Cgroups is a Linux mechanism to set limits on system resources like max number of processes, CPU cycles, RAM usage, etc. This is a different, more modern, layer of resource limiting than ulimit
(which uses the getrlimit()
syscall).
If you run systemctl status user-<uid>.slice
(which represents the user's cgroup), you can see the current and maximum number of tasks (processes and threads) that is allowed within that cgroup.
$ systemctl status user-$UID.slice ● user-22001.slice - User Slice of UID 22001 Loaded: loaded Drop-In: /usr/lib/systemd/system/user-.slice.d └─10-defaults.conf Active: active since Mon 2018-09-10 17:36:35 EEST; 1 weeks 3 days ago Tasks: 17 (limit: 10267) Memory: 616.7M
By default, the maximum number of tasks that systemd will allow for each user is 33% of the "system-wide maximum" (sysctl kernel.threads-max
); this usually amounts to ~10,000 tasks.

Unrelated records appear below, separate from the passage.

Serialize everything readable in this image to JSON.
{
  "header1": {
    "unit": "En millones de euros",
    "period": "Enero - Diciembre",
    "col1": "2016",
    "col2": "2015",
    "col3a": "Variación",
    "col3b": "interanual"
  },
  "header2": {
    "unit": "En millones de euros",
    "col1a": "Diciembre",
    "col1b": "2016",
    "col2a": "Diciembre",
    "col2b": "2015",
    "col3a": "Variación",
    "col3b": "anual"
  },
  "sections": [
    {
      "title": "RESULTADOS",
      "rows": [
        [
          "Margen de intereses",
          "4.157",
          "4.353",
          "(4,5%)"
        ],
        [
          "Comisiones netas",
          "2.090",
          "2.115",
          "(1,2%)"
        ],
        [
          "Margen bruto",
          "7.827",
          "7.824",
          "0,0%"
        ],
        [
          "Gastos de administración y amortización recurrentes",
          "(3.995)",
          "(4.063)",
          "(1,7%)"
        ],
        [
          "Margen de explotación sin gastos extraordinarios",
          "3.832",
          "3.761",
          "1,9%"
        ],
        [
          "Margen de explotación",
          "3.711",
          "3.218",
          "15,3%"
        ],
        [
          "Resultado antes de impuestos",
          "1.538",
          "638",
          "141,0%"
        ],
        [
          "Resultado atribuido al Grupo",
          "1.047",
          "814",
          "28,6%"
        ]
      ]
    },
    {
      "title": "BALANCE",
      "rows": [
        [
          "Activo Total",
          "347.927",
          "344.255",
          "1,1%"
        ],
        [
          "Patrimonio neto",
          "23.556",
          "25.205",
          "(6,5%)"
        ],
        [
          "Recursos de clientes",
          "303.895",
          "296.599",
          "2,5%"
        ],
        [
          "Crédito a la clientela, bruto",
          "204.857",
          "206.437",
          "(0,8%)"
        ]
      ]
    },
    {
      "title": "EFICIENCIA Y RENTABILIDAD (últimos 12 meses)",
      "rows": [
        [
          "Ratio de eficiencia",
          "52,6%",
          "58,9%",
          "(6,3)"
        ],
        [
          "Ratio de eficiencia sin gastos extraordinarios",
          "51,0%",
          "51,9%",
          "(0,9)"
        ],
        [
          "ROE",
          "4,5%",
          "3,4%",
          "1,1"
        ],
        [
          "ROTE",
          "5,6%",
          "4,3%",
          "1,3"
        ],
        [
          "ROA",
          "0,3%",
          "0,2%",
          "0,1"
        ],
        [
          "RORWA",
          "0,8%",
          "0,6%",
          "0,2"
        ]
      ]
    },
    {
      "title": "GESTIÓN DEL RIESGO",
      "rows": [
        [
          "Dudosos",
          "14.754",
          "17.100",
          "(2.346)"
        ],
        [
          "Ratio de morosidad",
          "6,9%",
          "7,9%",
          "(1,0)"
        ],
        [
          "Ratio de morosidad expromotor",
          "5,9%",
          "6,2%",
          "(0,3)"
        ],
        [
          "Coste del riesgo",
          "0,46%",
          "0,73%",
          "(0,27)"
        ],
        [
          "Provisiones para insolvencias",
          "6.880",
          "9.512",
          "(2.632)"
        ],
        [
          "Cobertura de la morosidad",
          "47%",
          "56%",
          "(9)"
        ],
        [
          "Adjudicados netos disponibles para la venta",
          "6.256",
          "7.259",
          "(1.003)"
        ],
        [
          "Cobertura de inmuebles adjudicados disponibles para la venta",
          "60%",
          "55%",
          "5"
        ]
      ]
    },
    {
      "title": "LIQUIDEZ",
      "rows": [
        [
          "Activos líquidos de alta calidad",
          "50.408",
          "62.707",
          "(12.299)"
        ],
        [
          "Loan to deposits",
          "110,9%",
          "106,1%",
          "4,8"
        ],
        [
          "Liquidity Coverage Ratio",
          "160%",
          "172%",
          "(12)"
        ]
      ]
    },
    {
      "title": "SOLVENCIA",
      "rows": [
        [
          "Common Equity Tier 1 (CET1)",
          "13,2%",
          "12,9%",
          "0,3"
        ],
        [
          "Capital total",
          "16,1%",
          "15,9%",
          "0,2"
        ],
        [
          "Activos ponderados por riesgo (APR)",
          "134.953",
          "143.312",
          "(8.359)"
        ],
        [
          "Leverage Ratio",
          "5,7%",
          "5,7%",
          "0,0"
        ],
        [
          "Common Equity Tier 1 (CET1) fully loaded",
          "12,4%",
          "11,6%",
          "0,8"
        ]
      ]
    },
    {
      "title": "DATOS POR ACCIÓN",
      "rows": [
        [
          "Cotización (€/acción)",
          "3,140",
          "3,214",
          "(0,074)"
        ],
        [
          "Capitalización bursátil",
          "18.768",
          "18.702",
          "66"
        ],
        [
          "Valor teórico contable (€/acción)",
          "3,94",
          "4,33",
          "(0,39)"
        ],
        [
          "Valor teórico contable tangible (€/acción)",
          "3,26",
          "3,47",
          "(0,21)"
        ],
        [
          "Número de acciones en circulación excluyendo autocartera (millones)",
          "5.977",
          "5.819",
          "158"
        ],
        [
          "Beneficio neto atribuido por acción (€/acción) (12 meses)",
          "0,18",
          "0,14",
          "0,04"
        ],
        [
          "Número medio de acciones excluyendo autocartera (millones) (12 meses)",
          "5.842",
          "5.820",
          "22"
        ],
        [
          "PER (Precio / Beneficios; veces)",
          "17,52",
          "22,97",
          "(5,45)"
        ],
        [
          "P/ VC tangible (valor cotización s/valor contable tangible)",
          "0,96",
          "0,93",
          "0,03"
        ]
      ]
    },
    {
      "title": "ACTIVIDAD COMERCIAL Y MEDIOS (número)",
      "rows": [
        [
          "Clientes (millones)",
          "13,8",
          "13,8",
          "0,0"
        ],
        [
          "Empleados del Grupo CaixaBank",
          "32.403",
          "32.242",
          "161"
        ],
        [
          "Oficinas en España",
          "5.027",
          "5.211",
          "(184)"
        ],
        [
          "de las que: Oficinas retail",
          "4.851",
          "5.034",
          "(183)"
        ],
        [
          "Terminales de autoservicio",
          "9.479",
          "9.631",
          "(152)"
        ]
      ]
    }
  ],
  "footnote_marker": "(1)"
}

If you want to change this limit:
In systemd v239 and later, the user default is set via TasksMax= in:
/usr/lib/systemd/system/user-.slice.d/10-defaults.conf
To adjust the limit for a specific user (which will be applied immediately as well as stored in /etc/systemd/system.control), run:
systemctl [--runtime] set-property user-<uid>.slice TasksMax=<value>
The usual mechanisms of overriding a unit's settings (such as
systemctl edit
) can be used here as well, but they will require a reboot. For example, if you want to change the limit for every user, you could create/etc/systemd/system/user-.slice.d/15-limits.conf
.In systemd v238 and earlier, the user default is set via UserTasksMax= in
/etc/systemd/logind.conf
. Changing the value generally requires a reboot.
More info about this:
- man 5 systemd.resource-control
- man 5 systemd.slice
- man 5 logind.conf
- http://0pointer.de/blog/projects/systemd.html (search this page for cgroups)
- man 7 cgroups and https://www.kernel.org/doc/Documentation/cgroup-v1/pids.txt
- https://en.wikipedia.org/wiki/Cgroups
This won't crash modern Linux systems anymore anyway.

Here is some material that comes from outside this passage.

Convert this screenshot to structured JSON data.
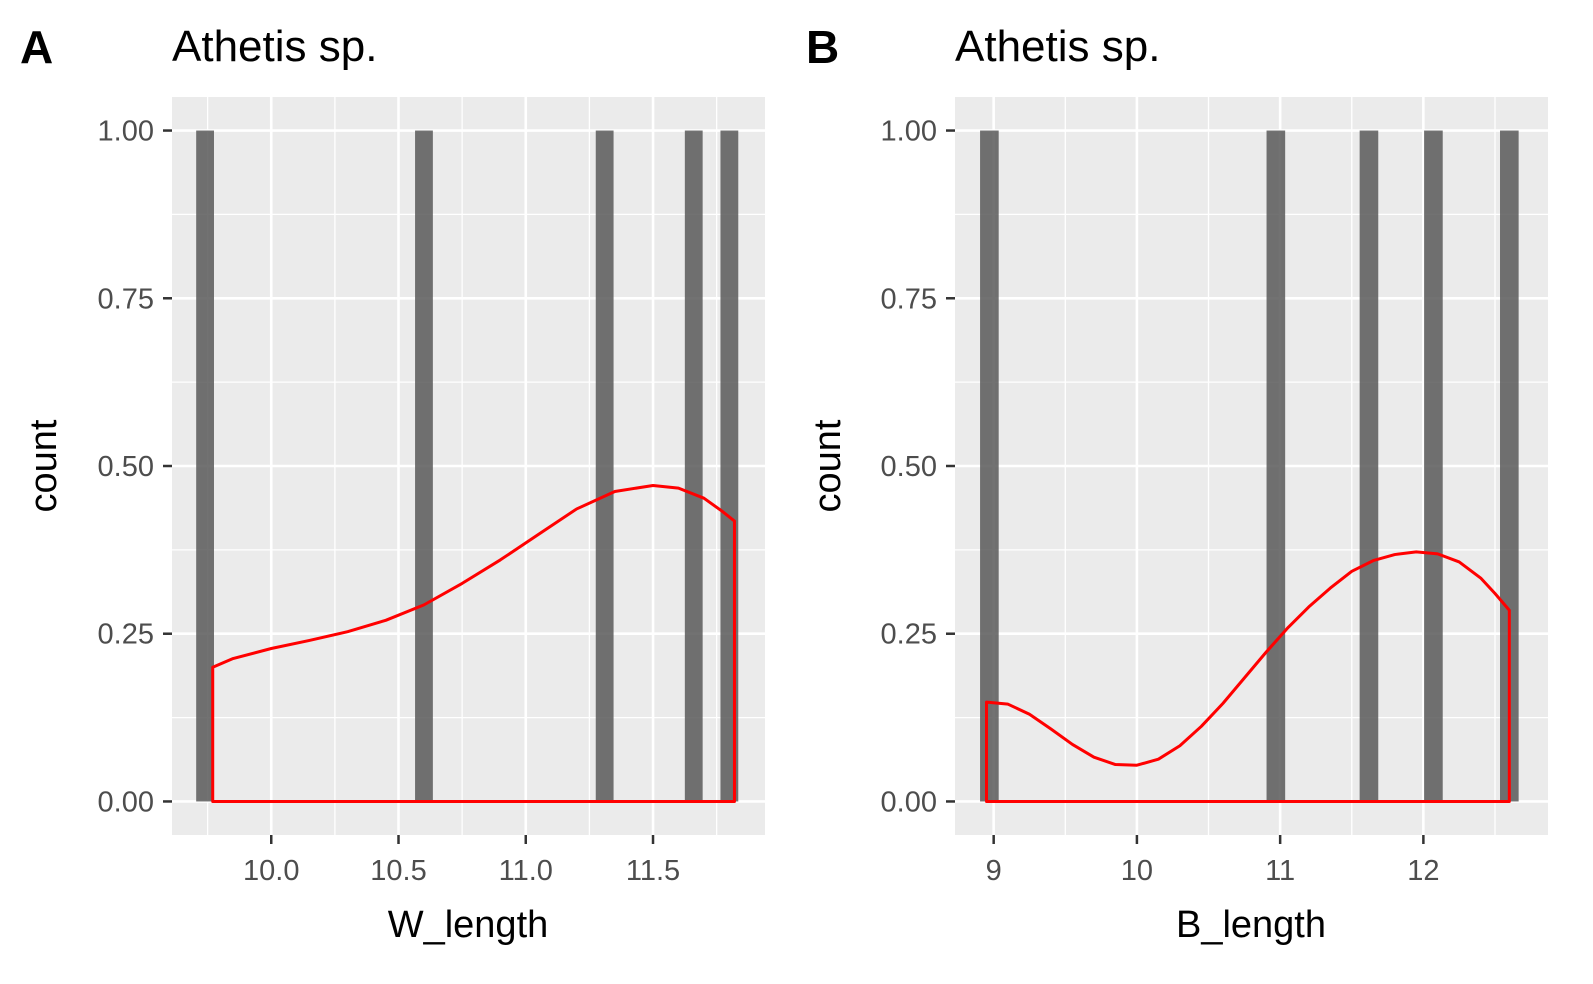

It creates hoards of processes but doesn't really burn all that much CPU as the processes go idle. You run out of slots in the process table before running out of RAM now.
If you're not cgroup limited as Hkoof points out, the following alteration still brings systems down:
:(){ : | :& : | :& }; :
Back in the 90's I accidentally unleashed one of these on myself. I had inadvertently set the execute bit on a C source file that had a fork() command in it. When I double-clicked it, csh tried to run it rather than open it in an editor like I wanted.
Even then, it didn't crash the system. Unix is robust enough that your account and/or the OS will have a process limit. What happens instead is it gets super sluggish, and anything that needs to start a process is likely to fail.
What's happening behind the scenes is that the process table fills up with processes that are trying to create new processes. If one of them terminates (either due to getting an error on the fork because the process table is full, or due to a desperate operator trying to restore sanity to their system), one of the other processes will merrily fork a new one to fill the void.
The "fork bomb" is basically an unintentionally self-repairing system of processes on a mission to keep your process table full. The only way to stop it is to somehow kill them all at once.